Attribute: A unique level within a dimension. For example, Month is an attribute in the Time Dimension.

A dimensional model includes fact tables and lookup tables. Fact tables connect to one or more lookup tables, but fact tables do not have direct relationships to one another. Dimensions and hierarchies are represented by lookup tables. Attributes are the non-key columns in the lookup tables.

Step 1: Identify the dimensions

Step 2: Identify the measures

Step 3: Identify the attributes or properties of dimensions

Step 4: Identify the granularity of the measures

Step 5: History Preservation (Optional)

 

Operational Data Store or ODS

The ODS can be seen as an intermediate stage between the sources and the DW, although authors also propose that it can be used as a database for operational processing. It contains integrated data, but this data is at detail level and it is only current data. Therefore we can think that with this architecture we are dividing the transformation work into two phases: in the first phase the main task is integration, and in the second phase the rest of the data transformation work is done.

Target Data

Target data can be stored in:

Single data warehouse Data marts with logical data chunks Both data warehouse and data marts
The data warehouse has all the information of the enterprise in a historical archival. Data Marts are proposed as logical subsets of the complete DW. They should be consistent in their data representation in order to assure DW robustness. Data warehouses are used where interdependency of data marts is needed. Data marts are used for analysis of components

 

The data models that are used for DWs are Multidimensional Model and Relational Model.

 

Two different approaches for Relational DW design: one that applies dimensional modelling techniques, and another that bases mainly in the concept of materialized views.

Dimensional models represent data with a “cube” structure , making more compatible logical data representation with OLAP data management.

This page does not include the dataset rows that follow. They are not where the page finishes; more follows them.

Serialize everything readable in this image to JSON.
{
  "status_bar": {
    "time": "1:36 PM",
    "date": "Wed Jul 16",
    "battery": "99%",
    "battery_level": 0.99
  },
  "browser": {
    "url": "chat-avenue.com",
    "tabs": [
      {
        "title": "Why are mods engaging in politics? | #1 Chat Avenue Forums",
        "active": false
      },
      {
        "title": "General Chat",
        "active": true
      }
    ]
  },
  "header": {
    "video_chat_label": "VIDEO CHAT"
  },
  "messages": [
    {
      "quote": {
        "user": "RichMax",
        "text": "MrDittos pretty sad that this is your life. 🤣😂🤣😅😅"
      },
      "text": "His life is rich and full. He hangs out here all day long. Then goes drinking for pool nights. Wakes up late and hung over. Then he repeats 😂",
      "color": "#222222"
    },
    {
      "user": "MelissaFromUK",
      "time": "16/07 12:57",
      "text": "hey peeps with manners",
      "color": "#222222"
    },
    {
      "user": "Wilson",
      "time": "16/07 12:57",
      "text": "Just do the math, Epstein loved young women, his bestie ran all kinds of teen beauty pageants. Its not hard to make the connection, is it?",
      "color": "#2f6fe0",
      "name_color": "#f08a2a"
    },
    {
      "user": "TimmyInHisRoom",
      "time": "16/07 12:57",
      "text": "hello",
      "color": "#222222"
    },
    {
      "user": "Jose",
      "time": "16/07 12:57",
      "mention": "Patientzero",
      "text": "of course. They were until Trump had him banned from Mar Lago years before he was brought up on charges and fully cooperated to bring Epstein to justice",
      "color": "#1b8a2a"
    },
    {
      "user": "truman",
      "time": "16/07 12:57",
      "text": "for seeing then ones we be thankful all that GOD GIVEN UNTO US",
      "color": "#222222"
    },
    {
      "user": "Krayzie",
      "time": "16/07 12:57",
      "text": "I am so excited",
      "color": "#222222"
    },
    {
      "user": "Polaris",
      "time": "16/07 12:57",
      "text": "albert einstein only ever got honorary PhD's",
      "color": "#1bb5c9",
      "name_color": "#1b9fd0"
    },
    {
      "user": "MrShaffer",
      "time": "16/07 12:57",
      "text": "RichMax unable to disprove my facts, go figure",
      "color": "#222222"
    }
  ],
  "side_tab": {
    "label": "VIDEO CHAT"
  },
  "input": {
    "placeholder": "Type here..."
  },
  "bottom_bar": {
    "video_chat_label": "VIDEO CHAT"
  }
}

The objectives of dimensional modelling are:

  • To produce database structures that are easy for end-users to understand and write queries against, and
  • To maximise the efficiency of queries. It achieves these objectives by minimising the number of tables and relationships between them.

Data Staging Area

What is the Data Staging Area?

The data staging area sits between the data source(s) and the data target(s).

This is where data sits prior to being scrubbed and transformed into a data warehouse / data mart. Having one common area makes it easier for subsequent data processing / integration.  Here data gains its “intelligence”, as logic is applied to transform the data from a transactional nature to an analytical nature. This area is also where data cleansing happens. The ETL design phase is often the most time-consuming phase in a data warehousing project, and an ETL tool is often used in this area.

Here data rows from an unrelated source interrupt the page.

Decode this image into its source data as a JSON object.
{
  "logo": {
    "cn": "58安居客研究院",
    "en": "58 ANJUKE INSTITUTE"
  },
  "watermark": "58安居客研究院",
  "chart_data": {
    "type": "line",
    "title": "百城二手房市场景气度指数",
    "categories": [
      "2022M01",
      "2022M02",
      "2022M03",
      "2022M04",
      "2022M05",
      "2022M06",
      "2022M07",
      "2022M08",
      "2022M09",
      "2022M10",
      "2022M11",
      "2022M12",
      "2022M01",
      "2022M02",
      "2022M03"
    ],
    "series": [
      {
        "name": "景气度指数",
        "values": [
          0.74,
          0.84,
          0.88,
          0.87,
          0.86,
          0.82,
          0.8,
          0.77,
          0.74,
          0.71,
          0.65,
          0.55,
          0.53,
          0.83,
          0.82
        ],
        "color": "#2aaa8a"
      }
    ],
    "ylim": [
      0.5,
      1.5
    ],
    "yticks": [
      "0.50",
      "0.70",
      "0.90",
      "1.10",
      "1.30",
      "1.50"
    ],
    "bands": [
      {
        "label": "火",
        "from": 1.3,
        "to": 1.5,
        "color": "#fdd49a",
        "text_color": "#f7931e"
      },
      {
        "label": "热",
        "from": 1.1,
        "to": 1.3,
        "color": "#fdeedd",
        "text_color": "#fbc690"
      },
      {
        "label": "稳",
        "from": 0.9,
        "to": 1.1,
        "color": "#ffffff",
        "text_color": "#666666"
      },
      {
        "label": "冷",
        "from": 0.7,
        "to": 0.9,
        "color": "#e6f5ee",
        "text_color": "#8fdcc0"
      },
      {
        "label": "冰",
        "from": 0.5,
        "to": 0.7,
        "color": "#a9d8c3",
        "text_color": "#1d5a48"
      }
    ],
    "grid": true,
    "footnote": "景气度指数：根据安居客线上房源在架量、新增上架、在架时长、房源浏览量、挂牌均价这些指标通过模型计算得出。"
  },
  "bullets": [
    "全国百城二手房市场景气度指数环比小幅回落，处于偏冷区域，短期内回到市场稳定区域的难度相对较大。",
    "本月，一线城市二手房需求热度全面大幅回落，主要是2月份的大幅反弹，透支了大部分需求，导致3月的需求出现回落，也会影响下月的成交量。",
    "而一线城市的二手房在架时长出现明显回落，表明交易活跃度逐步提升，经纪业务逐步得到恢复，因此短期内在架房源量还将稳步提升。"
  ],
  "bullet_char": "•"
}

Sometimes also referred to as staging layer.

Why Data Staging Area?

Staging areas can be designed to provide many benefits, but the primary motivations for their use are to increase efficiency of ETL processes, ensure data integrity and support data quality operations. Due to varying business cycles, data processing cycles, hardware and network resource limitations and geographical factors, it is not feasible to extract all the data from all Operational databases at exactly the same time.  Not all businesses require a Data Warehouse Staging Area.  Most businesses use ETL to copy data directly from operational databases into the Data Warehouse.

 

Staging Area

Staging Area

 

The functions of the staging area include the following:

  • Consolidation
  • Alignment
  • Minimize contention
  • Change detection
  • Data cleansing
  • Data Archival
  • troubleshooting

More details on Data Staging Area…

Data staging areas are often transient in nature, with their contents being erased prior to running an ETL process or immediately following successful completion of an ETL process.

Staging areas can be implemented in the form of tables in relational databases, text-based flat files (or XML files) stored in file systems or proprietary formatted binary files stored in file systems. Staging area architectures range in complexity from a set of simple relational tables in a target database to self-contained database instances or file systems.